The impact on farmers’ lives can be seen from two sides. The positive side is that middlemen help farmers obtain cash quickly and bear logistical risks. The negative side is that they can trigger price monopolies and trap farmers in debt cycles, with harvest profits disproportionate to the capital outlay. Accordingly, middlemen are often defined as intermediary traders who buy agricultural produce from farmers or first owners, typically securing a purchase price lower than the market rate. Their presence is also intended as someone tasked with buying, distributing, and trading agricultural and other produce by travelling to regions to source and collect these goods.

It is also important to understand that the middleman’s involvement is not solely as a buyer; they also play a crucial role as a capital provider for farmers. In the eyes of farmers, the middleman is seen as a ‘saviour deity’ during times of hardship. Many farmers seek help from middlemen when a family member falls ill and requires immediate funds. This is why the middleman often becomes a ‘friend’ to the farmer. It would be a grave mistake to ‘antagonise’ the middleman.

Despite the various actions of middlemen who frequently ‘manipulate’ prices at the farm level, we understand that at certain times, the middleman’s presence is essential for farmers. A deep-seated understanding between farmers and middlemen has been built over a long time, creating a mutually reinforcing emotional relationship. For most rural communities, the middleman’s presence in farming life holds a quite strategic role, even if their behaviour is occasionally irritating. How could it not be? During the main harvest season, for instance, these middlemen are very keen on suppressing farmers’ selling prices, causing many farmers to suffer losses. Yet, we also cannot deny the middleman’s role in helping farmers when they suddenly need funds.

One reason farmers prefer dealing with middlemen over other parties like banks or cooperatives is the simple, fast, and straightforward procedure. The main rice harvest season has now ended. On average, rice farmers in our country sell their harvest during the main season in the form of harvested dry grain (GKP). They rarely process it first to sell as milled dry grain (GKG) or rice. Experience shows that during the harvest season, grain and rice prices tend to plummet. Farmers are sometimes disappointed with the government’s attitude. When prices fall and cannot cover the farmers’ production costs, the government is strangely almost never present amidst the farmers’ difficulties. The government appears powerless against market forces.

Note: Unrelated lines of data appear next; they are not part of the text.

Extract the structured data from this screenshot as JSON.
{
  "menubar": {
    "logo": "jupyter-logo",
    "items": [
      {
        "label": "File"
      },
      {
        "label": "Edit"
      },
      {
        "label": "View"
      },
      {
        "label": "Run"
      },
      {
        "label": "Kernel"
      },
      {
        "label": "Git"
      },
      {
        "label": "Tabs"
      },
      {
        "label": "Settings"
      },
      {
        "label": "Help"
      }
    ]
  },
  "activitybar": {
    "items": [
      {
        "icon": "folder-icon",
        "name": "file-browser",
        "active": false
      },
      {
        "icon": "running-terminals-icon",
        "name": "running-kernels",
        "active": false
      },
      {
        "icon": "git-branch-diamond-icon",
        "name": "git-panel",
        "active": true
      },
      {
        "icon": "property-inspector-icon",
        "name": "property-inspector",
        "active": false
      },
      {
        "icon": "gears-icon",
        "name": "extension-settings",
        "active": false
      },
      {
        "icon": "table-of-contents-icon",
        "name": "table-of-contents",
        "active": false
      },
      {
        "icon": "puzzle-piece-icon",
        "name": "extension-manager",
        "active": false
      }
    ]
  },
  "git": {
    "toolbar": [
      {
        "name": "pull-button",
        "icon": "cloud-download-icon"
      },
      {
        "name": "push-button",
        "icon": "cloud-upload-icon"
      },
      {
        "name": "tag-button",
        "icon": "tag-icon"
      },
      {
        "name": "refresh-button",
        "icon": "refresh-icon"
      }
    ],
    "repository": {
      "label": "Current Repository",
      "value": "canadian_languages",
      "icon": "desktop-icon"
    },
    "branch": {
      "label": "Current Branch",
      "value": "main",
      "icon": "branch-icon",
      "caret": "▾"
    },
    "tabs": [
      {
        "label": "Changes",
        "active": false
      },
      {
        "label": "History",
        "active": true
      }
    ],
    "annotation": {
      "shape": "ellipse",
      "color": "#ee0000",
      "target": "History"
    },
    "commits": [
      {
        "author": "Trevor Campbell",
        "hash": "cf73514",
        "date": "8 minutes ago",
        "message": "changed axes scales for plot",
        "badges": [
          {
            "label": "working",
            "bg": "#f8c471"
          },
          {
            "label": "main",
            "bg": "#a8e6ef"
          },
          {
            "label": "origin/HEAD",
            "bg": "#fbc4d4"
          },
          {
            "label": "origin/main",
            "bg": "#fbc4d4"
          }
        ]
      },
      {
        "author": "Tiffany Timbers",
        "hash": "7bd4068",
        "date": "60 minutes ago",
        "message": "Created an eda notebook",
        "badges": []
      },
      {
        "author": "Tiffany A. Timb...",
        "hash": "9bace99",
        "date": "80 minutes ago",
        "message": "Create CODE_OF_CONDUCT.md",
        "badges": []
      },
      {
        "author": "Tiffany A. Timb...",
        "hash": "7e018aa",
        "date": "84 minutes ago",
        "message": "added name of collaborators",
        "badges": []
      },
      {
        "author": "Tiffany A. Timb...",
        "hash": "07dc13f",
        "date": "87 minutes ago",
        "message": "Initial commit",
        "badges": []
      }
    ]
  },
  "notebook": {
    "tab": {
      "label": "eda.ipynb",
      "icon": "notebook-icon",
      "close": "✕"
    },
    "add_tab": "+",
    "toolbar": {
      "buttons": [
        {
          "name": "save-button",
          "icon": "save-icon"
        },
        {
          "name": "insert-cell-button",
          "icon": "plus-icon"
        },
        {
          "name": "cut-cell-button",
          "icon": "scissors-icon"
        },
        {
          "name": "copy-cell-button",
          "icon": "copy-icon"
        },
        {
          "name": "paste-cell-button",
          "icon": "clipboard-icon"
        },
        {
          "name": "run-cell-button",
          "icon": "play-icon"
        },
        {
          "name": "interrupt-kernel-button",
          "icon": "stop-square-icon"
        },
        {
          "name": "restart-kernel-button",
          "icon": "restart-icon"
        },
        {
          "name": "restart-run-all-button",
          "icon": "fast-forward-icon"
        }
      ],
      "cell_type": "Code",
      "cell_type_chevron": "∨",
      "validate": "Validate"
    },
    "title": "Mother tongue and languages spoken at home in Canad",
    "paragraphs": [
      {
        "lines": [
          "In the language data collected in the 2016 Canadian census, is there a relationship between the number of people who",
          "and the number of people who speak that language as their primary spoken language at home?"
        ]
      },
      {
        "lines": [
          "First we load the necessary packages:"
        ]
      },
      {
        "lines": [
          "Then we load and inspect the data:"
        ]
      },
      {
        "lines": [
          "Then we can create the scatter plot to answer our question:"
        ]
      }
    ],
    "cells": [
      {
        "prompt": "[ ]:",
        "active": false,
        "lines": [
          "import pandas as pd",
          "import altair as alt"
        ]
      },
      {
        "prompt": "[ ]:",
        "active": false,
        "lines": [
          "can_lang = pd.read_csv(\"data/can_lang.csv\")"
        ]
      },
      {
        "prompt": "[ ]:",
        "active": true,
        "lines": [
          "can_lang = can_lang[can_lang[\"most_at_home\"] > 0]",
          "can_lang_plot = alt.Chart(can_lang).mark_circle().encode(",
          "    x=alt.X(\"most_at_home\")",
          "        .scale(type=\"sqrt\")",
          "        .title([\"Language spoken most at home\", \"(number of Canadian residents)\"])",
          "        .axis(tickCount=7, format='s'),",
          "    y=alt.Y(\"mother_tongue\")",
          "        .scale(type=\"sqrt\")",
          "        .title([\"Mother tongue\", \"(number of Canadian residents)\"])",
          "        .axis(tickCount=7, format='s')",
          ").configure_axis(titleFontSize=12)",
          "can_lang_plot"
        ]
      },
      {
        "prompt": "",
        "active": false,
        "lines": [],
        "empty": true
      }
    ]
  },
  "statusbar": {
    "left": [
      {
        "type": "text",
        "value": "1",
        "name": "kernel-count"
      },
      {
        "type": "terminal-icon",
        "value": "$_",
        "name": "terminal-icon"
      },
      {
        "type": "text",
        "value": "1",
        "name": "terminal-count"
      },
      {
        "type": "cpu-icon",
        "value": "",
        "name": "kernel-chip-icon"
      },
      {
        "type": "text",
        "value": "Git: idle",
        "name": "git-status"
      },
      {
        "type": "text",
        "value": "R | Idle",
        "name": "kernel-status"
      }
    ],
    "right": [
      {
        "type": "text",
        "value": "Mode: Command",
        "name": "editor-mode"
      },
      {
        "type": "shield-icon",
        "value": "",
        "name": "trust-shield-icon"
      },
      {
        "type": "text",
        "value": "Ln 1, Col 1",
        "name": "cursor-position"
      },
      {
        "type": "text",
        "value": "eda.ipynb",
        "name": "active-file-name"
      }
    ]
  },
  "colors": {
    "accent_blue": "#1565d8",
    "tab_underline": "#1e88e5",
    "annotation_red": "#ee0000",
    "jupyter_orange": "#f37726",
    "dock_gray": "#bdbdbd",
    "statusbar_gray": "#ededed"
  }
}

Recently, rice farmers in Tanah Merdeka completed their main harvest. Grain prices were truly profitable for farmers. With a Government Purchase Price (HPP) of Rp 6,500 per kg, it clearly provided a reasonable profit for farmers. The question is, during the main harvest, can the government guarantee that grain prices will not collapse, even though the HPP has been set? Or will the government once again be powerless against individuals who are keen on manipulating grain and rice prices during the main harvest? Where is the power and authority to defend and protect farmers?

The state or government should be present amidst issues concerning the fate and lives of farmers. The government also understands why farmers are happy when grain prices exceed Rp 7,000 per kg. Thus, how disappointed farmers would be if, during the main harvest, the government cannot maintain and uphold the grain prices that bring farmers joy. In other words, if the government wants to help and protect rice farmers so they can gradually escape poverty, then the government’s presence is most eagerly awaited during the main harvest. The issue is whether the government has the political will and action to implement this or not.

If the government lacks the ability to control grain and rice prices that clearly make farmers happy, then as the ‘ruler’, it should produce regulations that strengthen the friendship between farmers and middlemen. Create rules that foster an atmosphere where middlemen love farmers and farmers respect middlemen. The friendship between middlemen and farmers must be packaged properly and responsibly. The impression that middlemen merely reap profits should be shifted towards a language of togetherness. This means middlemen need to share profits with farmers. If the Japanese have ‘sogo shosha’, our nation should be able to implement the culture of ‘sisih asah, silih asih, silih asuh, and silih wawangi’. The emotional bond that has long existed between middlemen/collectors and farmers should not only be driven by social values but also developed into economic values. Middlemen need to teach farmers so they can become ‘farmer-entrepreneurs’.